Making Some Off-Color Remarks
A couple of years ago, I was an art director at a local creative agency; branding, digital campaigns, websites, the usual. One of our bigger accounts was a well-known travel site (let’s call them Big Travel Co.), and my point of contact was their country marketing manager.
One afternoon, my phone lights up.
Client: “I looked at the mock-ups, and the colors are all wrong. Especially our core brand color, the [main brand color] is completely off!”
Me: “Got it. Could you send me the mock-up you’re looking at so I can check?”
I’d built that mock-up myself. I was certain I pulled the exact RGB/hex values straight from their brand guidelines. Still, I open the file, sample the swatches, compare against the guidelines, and even cross-check their website and recent campaigns. Perfect match.
I call her back.
Me: “I double-checked. These are precisely your brand colors; same values as the guidelines, same as your site.”
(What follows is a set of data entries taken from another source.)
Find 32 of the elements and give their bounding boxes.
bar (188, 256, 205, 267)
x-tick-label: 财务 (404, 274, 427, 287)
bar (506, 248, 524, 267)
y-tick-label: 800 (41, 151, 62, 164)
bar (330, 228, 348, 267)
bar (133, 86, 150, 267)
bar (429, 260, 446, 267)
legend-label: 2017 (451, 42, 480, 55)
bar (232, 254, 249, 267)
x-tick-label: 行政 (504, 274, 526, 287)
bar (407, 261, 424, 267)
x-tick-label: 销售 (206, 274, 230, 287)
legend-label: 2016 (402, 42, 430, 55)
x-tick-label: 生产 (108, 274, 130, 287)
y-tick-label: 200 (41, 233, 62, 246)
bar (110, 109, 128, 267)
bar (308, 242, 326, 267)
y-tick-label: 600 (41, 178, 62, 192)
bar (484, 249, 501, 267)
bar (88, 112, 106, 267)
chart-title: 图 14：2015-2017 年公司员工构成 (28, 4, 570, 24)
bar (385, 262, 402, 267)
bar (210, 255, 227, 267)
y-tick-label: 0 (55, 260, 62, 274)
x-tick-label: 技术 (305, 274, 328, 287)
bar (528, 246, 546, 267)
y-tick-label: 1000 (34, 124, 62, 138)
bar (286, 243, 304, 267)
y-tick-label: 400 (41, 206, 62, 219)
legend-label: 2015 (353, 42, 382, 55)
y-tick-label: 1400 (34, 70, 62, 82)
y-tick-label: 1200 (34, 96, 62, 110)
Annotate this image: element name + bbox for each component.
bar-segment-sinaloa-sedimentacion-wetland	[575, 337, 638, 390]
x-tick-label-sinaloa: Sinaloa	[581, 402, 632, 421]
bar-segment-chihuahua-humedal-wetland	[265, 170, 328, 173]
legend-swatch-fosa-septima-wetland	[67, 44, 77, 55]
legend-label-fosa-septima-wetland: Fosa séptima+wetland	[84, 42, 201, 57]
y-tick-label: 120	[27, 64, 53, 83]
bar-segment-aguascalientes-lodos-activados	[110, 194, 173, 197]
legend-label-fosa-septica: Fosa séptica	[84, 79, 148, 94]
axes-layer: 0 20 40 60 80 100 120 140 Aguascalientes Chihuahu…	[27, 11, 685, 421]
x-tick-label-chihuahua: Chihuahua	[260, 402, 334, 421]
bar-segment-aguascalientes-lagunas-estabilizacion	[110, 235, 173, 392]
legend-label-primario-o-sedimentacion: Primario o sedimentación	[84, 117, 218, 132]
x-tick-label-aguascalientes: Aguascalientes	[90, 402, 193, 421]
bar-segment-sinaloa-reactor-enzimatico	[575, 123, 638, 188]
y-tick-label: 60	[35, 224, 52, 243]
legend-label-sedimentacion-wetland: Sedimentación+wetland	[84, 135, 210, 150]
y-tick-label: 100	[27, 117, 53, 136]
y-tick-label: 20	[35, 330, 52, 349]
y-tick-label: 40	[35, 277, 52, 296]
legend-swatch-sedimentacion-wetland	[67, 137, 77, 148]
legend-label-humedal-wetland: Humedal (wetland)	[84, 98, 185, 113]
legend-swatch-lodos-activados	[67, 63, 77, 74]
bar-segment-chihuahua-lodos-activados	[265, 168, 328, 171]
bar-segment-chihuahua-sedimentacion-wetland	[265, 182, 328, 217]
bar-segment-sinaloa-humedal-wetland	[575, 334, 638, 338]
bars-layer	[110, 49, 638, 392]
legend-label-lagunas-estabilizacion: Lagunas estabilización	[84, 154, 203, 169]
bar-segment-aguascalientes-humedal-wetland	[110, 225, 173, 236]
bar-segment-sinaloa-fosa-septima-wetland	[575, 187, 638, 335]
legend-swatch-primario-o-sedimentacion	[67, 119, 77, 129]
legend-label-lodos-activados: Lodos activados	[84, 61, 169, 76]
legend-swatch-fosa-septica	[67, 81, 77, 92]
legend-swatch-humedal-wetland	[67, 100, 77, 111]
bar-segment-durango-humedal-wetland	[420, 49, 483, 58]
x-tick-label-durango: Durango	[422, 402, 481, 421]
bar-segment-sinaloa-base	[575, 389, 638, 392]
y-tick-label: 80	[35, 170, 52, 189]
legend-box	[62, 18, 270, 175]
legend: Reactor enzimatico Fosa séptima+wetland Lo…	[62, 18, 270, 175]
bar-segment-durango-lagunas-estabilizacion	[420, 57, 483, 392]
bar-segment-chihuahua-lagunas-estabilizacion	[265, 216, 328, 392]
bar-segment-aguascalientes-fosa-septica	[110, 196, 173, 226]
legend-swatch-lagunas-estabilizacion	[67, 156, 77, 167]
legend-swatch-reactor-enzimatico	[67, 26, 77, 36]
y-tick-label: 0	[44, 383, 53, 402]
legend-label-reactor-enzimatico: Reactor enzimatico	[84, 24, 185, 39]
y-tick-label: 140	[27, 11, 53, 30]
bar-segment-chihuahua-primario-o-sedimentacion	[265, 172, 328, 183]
Client: “No, they’re wrong. I’m looking at them right now. They look… off. Like, washed out.”
Washed out? A terrible suspicion starts to form.
Me: “Could you check your monitor settings?”
Client: “I don’t know how to do that.”
We spiral into a long, circular debate about color, where I (patiently) troubleshoot and she (confidently) implies I don’t know my job. My creative director drifts in and out of the conversation like a concerned weather pattern. Eventually, we agreed to meet in person.
A couple of days later, she arrives at our office, sets down an ancient, battle-scarred ThinkPad, and opens the file.
Client: “See? The colors are all wrong!”
I glance at the screen. It looks like the 1990s called and asked for its VGA palette back.
Me: “Your display is limited to a very narrow color range. That’s why everything looks washed out. On a modern monitor, the [main brand color] renders exactly as specified. Here—look at it on my screen.”
She peers at my monitor. The <main brand color> is bright, brand-correct, and blissfully not-sad.
Client: “…I see.”
We delivered the full campaign shortly after. Feedback was minimal.
When brand colors are “wrong,” sometimes it’s not the branding. It’s the time machine you’re viewing them on.